Blog / Wedding Ideas / Kenali Prosesi Pernikahan Adat Aceh dan Ciri Khas Busana yang Dikenakan

Kenali Prosesi Pernikahan Adat Aceh dan Ciri Khas Busana yang Dikenakan

Color:
Add To Board
kenali-prosesi-pernikahan-adat-aceh-dan-ciri-khas-busana-yang-dikenakan-1

Pernikahan adat Aceh memiliki sejumlah keunikan dan tradisi khas yang membedakannya dari pernikahan adat di daerah lain. Pada dasarnya, suku daerah Aceh sangat bersinggungan dengan percampuran kultur Arab, China, Eropa, dan Hindia, lantaran dulu kerap menjadi tempat persinggahan bagi para pedagang dari negara-negara tersebut. Itulah sebabnya pernikahan dalam tradisi Aceh begitu sarat akan perpaduan elemen budaya. Upacara pernikahan yang digelar oleh masyarakat Aceh mengandung banyak sekali nilai untuk dilestarikan, mulai dari nilai tradisi, sosial, hingga religi dengan pengaruh ajaran agama Islam yang sangat kuat. Simak bagaimana tahapan dalam prosesi pernikahan adat Aceh berikut ini.

Ba Ranup (Melamar)

Ba Ranup merupakan tahap awal prosesi pernikahan adat Aceh di mana keluarga calon mempelai pria akan bertandang ke rumah calon mempelai wanita dengan maksud untuk melamar. Namun sebelum itu, keluarga pria terlebih dahulu menunjuk seulangke atau orang yang memiliki keahlian khusus dalam menjadi juru bicara keluarga dan dinilai cukup bijak untuk dapat mengurus perjodohan antara kedua calon mempelai. Saulangke akan bertugas untuk mencari tahu bagaimana latar belakang sang gadis.
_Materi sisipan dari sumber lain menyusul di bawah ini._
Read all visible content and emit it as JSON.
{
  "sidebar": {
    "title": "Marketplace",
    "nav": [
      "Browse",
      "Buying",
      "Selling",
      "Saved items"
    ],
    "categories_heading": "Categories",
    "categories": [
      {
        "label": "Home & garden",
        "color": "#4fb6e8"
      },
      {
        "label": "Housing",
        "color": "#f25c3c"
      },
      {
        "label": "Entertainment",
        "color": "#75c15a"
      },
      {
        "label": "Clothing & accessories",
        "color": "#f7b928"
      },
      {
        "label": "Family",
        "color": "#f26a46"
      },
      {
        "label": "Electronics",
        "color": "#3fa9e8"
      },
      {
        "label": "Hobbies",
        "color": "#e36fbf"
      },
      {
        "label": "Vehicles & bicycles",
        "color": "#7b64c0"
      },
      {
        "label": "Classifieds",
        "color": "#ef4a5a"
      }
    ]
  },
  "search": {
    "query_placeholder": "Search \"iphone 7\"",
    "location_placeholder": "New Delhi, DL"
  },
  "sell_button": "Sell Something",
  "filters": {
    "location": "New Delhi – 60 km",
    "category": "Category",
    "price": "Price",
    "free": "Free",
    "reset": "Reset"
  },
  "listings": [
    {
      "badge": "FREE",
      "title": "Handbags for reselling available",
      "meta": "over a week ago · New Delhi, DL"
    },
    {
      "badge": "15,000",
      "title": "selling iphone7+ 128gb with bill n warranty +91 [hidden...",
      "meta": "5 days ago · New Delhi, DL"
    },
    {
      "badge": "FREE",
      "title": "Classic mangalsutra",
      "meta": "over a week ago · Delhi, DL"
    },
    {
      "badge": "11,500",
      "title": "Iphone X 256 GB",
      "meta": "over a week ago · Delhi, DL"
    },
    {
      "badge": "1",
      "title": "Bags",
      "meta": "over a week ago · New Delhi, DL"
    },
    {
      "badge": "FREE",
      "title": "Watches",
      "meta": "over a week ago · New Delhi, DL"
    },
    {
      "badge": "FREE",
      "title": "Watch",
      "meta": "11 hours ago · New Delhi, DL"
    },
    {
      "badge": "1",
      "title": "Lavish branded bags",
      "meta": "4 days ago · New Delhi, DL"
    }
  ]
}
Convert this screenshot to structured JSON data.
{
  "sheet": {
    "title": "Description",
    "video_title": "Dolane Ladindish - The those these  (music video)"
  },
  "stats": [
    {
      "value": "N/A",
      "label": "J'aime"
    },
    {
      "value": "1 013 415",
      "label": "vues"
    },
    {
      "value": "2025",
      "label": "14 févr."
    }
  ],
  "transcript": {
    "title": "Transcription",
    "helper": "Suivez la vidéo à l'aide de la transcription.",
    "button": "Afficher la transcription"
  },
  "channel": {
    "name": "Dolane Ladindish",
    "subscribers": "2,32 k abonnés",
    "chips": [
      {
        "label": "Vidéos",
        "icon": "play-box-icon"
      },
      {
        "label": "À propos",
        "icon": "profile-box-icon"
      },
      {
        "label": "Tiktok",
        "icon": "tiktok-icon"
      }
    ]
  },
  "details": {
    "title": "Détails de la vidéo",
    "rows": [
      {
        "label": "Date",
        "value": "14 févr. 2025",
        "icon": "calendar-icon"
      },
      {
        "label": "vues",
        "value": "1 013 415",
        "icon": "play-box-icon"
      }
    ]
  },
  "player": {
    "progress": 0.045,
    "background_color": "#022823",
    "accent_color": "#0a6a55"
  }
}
Bila memang terbukti belum memiliki status, maka ia akan langsung menyampaikan maksud lamaran dari keluarga pria.

Beberapa hari kemudian, pihak pria dan keluarga besarnya akan datang ke kediaman calon mempelai wanita untuk melamar sambil membawa daun sirih sebagai simbol penguat ikatan. Pihak wanita biasanya akan diberi sedikit waktu untuk memberi jawaban mengenai diterima atau tidaknya lamaran tersebut, sementara keluarga pria pulang kembali ke rumah. Mereka hanya akan bertemu kembali apabila kabar mengenai diterimanya lamaran itu berhasil sampai ke telinga keluarga pria.

Jak ba Tanda (Pertunangan)

Lamaran yang telah diterima kemudian akan masuk ke dalam tahap pertunangan resmi atau dalam bahasa Aceh disebut dengan Jak ba Tanda. Keluarga pihak pria nantinya datang kembali untuk melakukan peukong haba, yaitu pembicaraan mengenai penentuan tanggal pelaksanaan pernikahan, berapa banyak jumlah tamu undangan, hingga penetapan jumlah mahar (atau jeulamee) yang diminta oleh keluarga wanita.

Kemudian, barulah rangkaian acara pertunangan dilangsungkan secara resmi. Keluarga pria bertandang ke rumah sambil membawa makan-makanan khas daerah Aceh, seperti buleukat kuneeng (ketan kuning) dengan tumphou, buah-buahan, seperangkat pakaian wanita, serta perhiasan sebagai simbol pengikat. Nah, bagaimana bila ikatan pertunangan ini tiba-tiba saja putus di tengah jalan?

Ada aturan tak tertulis yang perlu dipatuhi oleh calon mempelai berdarah Aceh. Jika penyebab putusnya hubungan mereka adalah karena sang laki-laki, maka perhiasan yang telah diberikan dianggap 'hangus' (calon mempelai pria tidak boleh memintanya kembali), tetapi jika penyebabnya karena pihak wanita, maka perhiasan tersebut harus dikembalikan senilai dua kali lipat.

Upacara Meugaca (Inai)

Mendekati hari pernikahan, yaitu selama tiga hari tiga malam, kedua calon pengantin akan mengadakan upacara meugaca atau memakai inai. Maksud dari tahapan ini adalah untuk menghaturkan doa sekaligus mendengar segala nasihat dari orang tua dengan disaksikan oleh sesepuh adat. Dengan demikian, diharapkan kedua calon pengantin akan mendapat berkah dan kelancaran dalam perjalanan kehidupan rumah tangga mereka.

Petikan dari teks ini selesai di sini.